Quentin Tarantino's Original True Romance Script Was A Lot More Scrambled

The screenplay for "True Romance" might be Quentin Tarantino's greatest masterpiece, and it's also one of the only films he wrote that he did not direct himself. That said, director Tony Scott made quite a few changes to Tarantino's original work, transforming an experimental story into a much more traditional narrative. In fact, the first rendition of the script was totally non-linear. Did these changes work for the better, or were we robbed of ground-breaking cinema?

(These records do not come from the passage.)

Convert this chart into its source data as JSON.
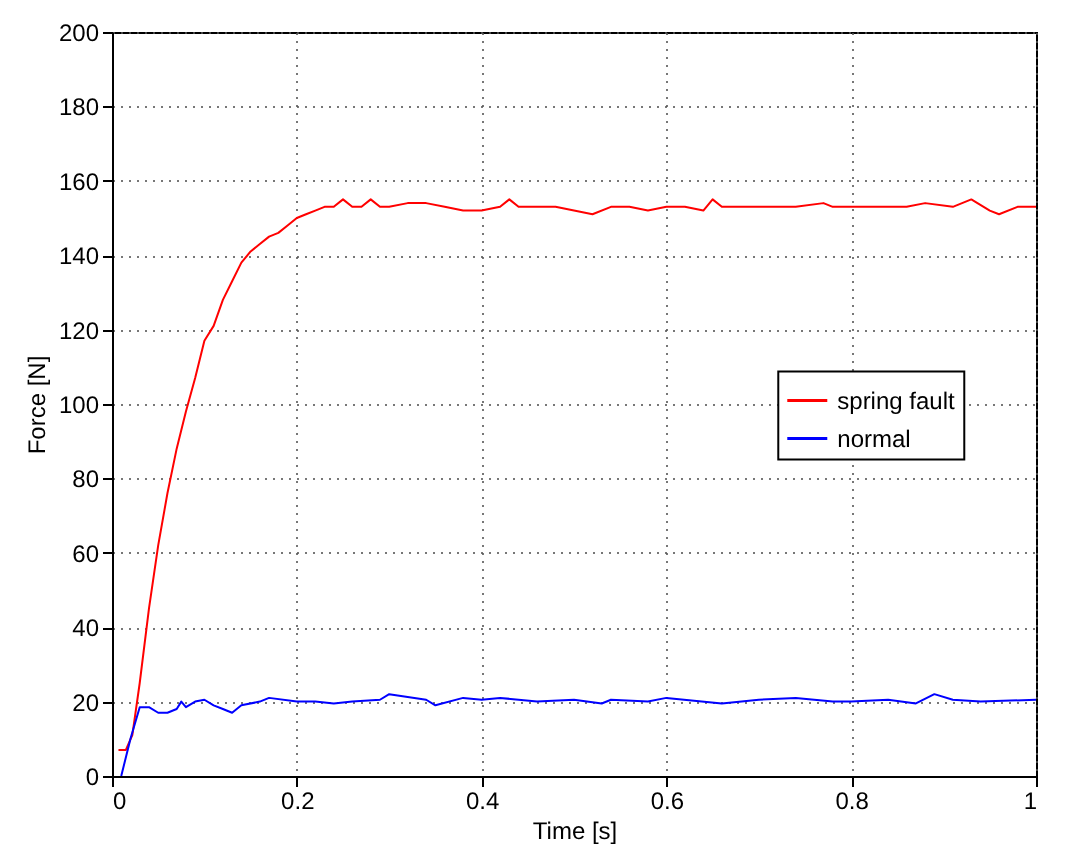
{
  "chart_data": {
    "type": "line",
    "xlabel": "Time [s]",
    "ylabel": "Force [N]",
    "xlim": [
      0,
      1
    ],
    "xticks": [
      0,
      0.2,
      0.4,
      0.6,
      0.8,
      1
    ],
    "ylim": [
      0,
      200
    ],
    "yticks": [
      0,
      20,
      40,
      60,
      80,
      100,
      120,
      140,
      160,
      180,
      200
    ],
    "grid": true,
    "legend": "right",
    "line_style": "solid",
    "series": [
      {
        "name": "spring fault",
        "color": "#ff0000",
        "x": [
          0.007,
          0.015,
          0.022,
          0.03,
          0.04,
          0.05,
          0.06,
          0.07,
          0.08,
          0.09,
          0.1,
          0.11,
          0.12,
          0.13,
          0.14,
          0.15,
          0.16,
          0.17,
          0.18,
          0.19,
          0.2,
          0.21,
          0.22,
          0.23,
          0.24,
          0.25,
          0.26,
          0.27,
          0.28,
          0.29,
          0.3,
          0.32,
          0.34,
          0.36,
          0.38,
          0.4,
          0.42,
          0.43,
          0.44,
          0.46,
          0.48,
          0.5,
          0.52,
          0.54,
          0.56,
          0.58,
          0.6,
          0.62,
          0.64,
          0.65,
          0.66,
          0.7,
          0.74,
          0.77,
          0.78,
          0.82,
          0.86,
          0.88,
          0.91,
          0.93,
          0.95,
          0.96,
          0.98,
          1
        ],
        "values": [
          7,
          7,
          11,
          25,
          45,
          62,
          76,
          88,
          98,
          107,
          117,
          121,
          128,
          133,
          138,
          141,
          143,
          145,
          146,
          148,
          150,
          151,
          152,
          153,
          153,
          155,
          153,
          153,
          155,
          153,
          153,
          154,
          154,
          153,
          152,
          152,
          153,
          155,
          153,
          153,
          153,
          152,
          151,
          153,
          153,
          152,
          153,
          153,
          152,
          155,
          153,
          153,
          153,
          154,
          153,
          153,
          153,
          154,
          153,
          155,
          152,
          151,
          153,
          153
        ]
      },
      {
        "name": "normal",
        "color": "#0000ff",
        "x": [
          0.01,
          0.02,
          0.03,
          0.04,
          0.05,
          0.06,
          0.07,
          0.075,
          0.08,
          0.09,
          0.1,
          0.11,
          0.12,
          0.13,
          0.14,
          0.16,
          0.17,
          0.2,
          0.22,
          0.24,
          0.26,
          0.29,
          0.3,
          0.34,
          0.35,
          0.38,
          0.4,
          0.42,
          0.44,
          0.46,
          0.5,
          0.53,
          0.54,
          0.58,
          0.6,
          0.66,
          0.7,
          0.74,
          0.78,
          0.8,
          0.84,
          0.87,
          0.89,
          0.91,
          0.94,
          1
        ],
        "values": [
          0,
          10,
          18.5,
          18.5,
          17,
          17,
          18,
          20,
          18.5,
          20,
          20.5,
          19,
          18,
          17,
          19,
          20,
          21,
          20,
          20,
          19.5,
          20,
          20.5,
          22,
          20.5,
          19,
          21,
          20.5,
          21,
          20.5,
          20,
          20.5,
          19.5,
          20.5,
          20,
          21,
          19.5,
          20.5,
          21,
          20,
          20,
          20.5,
          19.5,
          22,
          20.5,
          20,
          20.5
        ]
      }
    ]
  }
}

Tarantino famously subverts a linear three-act structure in his films. "Pulp Fiction," for example, tells several interweaving narratives out of order. His directorial debut "Reservoir Dogs" also tells its story out of linear sequence. In both of these films, the audience doesn't truly understand the stakes of the first scene until the second or third act. Following the trend, "True Romance" was initially written with this same unconventional structure in mind,

"True Romance wasn't written in a linear fashion originally," the writer told Film Comment. "It started off with the same first scene of Clarence talking about Elvis, then the next scene was Drexel killing all his cronies and the third scene was Clarence and Alabama at Clarence's father's house. And then you learn how he got what he got."

The choice to transform the narrative into a more straightforward story was not Tarantino's idea but he didn't take issue with the changes. "Tony [Scott] made it all linear," Tarantino explained, "and it worked that way."

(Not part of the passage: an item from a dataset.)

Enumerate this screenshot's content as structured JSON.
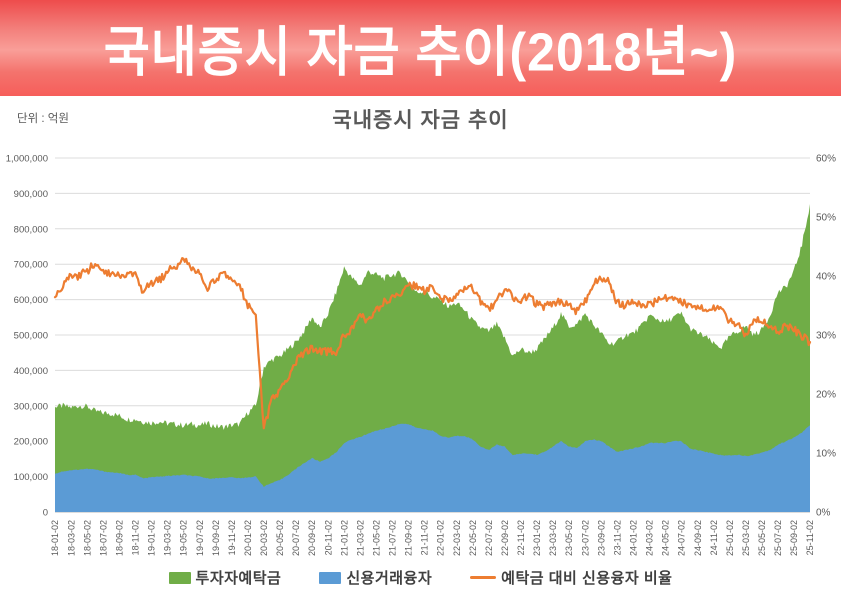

Tarantino prefers a non-linear narrative

As Quentin Tarantino explained during his interview with Film Comment, the original structure for "True Romance" was a lot closer to that of "Reservoir Dogs." Here's what he had to say:

"If you break it into three acts, the structure they all worked under was: in the first act the audience really doesn't understand what's going on, they're just getting to know the characters. The characters have far more information than the audience has. By the second act you start catching up and get even with the characters and then in the third act you now know far more than the characters know, you're way ahead of the characters. That was the structure 'True Romance' was based on and you can totally apply that to 'Reservoir Dogs.'"

In Tarantino's rendition of "True Romance," the audience would always be a step ahead or a step behind the main characters. Clarence and Alabama always try to stay a step ahead of their enemies but end up a step behind. It would have added an interesting layer to the viewing experience if the audience, too, was caught in this game of cat-and-mouse.

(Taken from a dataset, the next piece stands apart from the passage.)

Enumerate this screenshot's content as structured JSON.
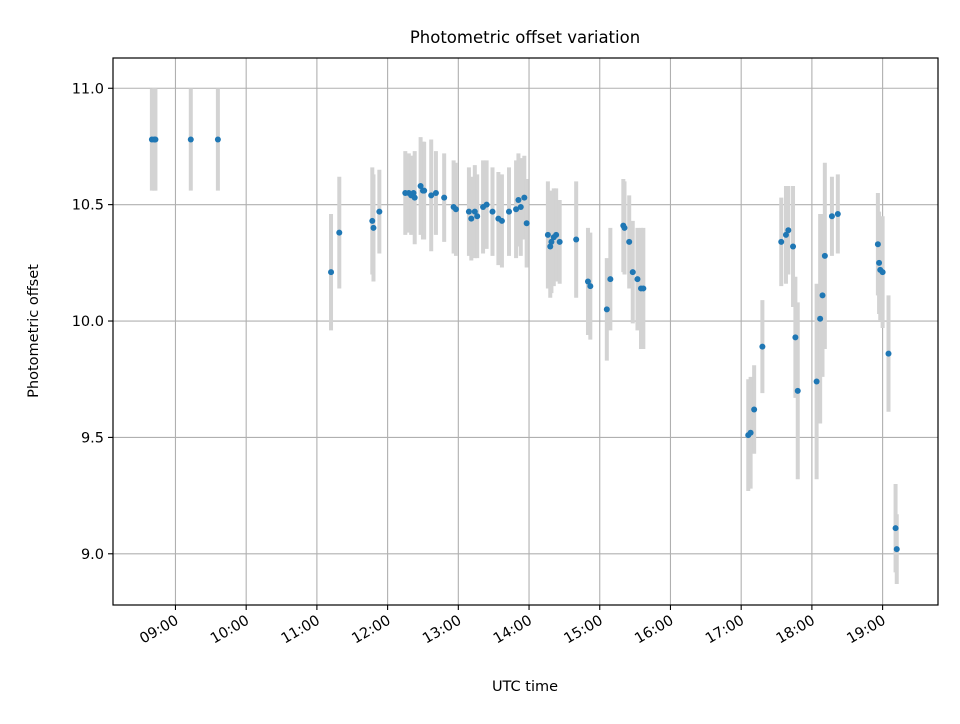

Tony Scott's more direct narrative approach may have made the film more accessible, though. He had a Hollywood sensibility, through and through, — he directed "Top Gun," for Pete's sake. Scott was much more romantic than Tarantino, so he opted to tell a more romantic version of the story with a much more romantic ending. But were Scott's choices purely commercial, or did his sentimentality pay off?

Tony Scott was more conventional

The final cut of "True Romance" was a pretty far cry from Quentin Tarantino's vision when he wrote the screenplay. The version that hit theaters might have been less avant-garde than what the auteur had in mind, but it was also a lot more romantic.

"[M]ine would have been more cynical," Tarantino told Indiewire. "I wanted to make you fall in love with Clarence and blow his f***ing head off, I wanted to do that to you. Tony didn't want to do that. Clarence was me, I could blow my own head off, a punk rock move." Scott's version of "True Romance" was sweeter because he loved the characters just as much as the audience did. He let them float in a cloud of ignorant bliss right to the very end. Scott kept "True Romance" true to the romance of its name. In the end, the more artistic choice was to include a more conventional ending.

"Let's just fall in love with them and stay there," Tarantino recalled the late director telling him. I'm not doing it to be a commercial f***. I'm doing it because I love these f***ing kids, they f***ing deserve it. I can't f***ing kill them." In the end, it was not Scott who penned these changes himself, but "The Rules of Attraction" director Roger Avary. Still, it's safe to say that Scott made the final call.

"True Romance" is refreshing because nothing bad happens. It's a total fantasy written into a gritty crime movie. In a post-Tarantino world, this sentimental quality is exactly what makes "True Romance" stand out.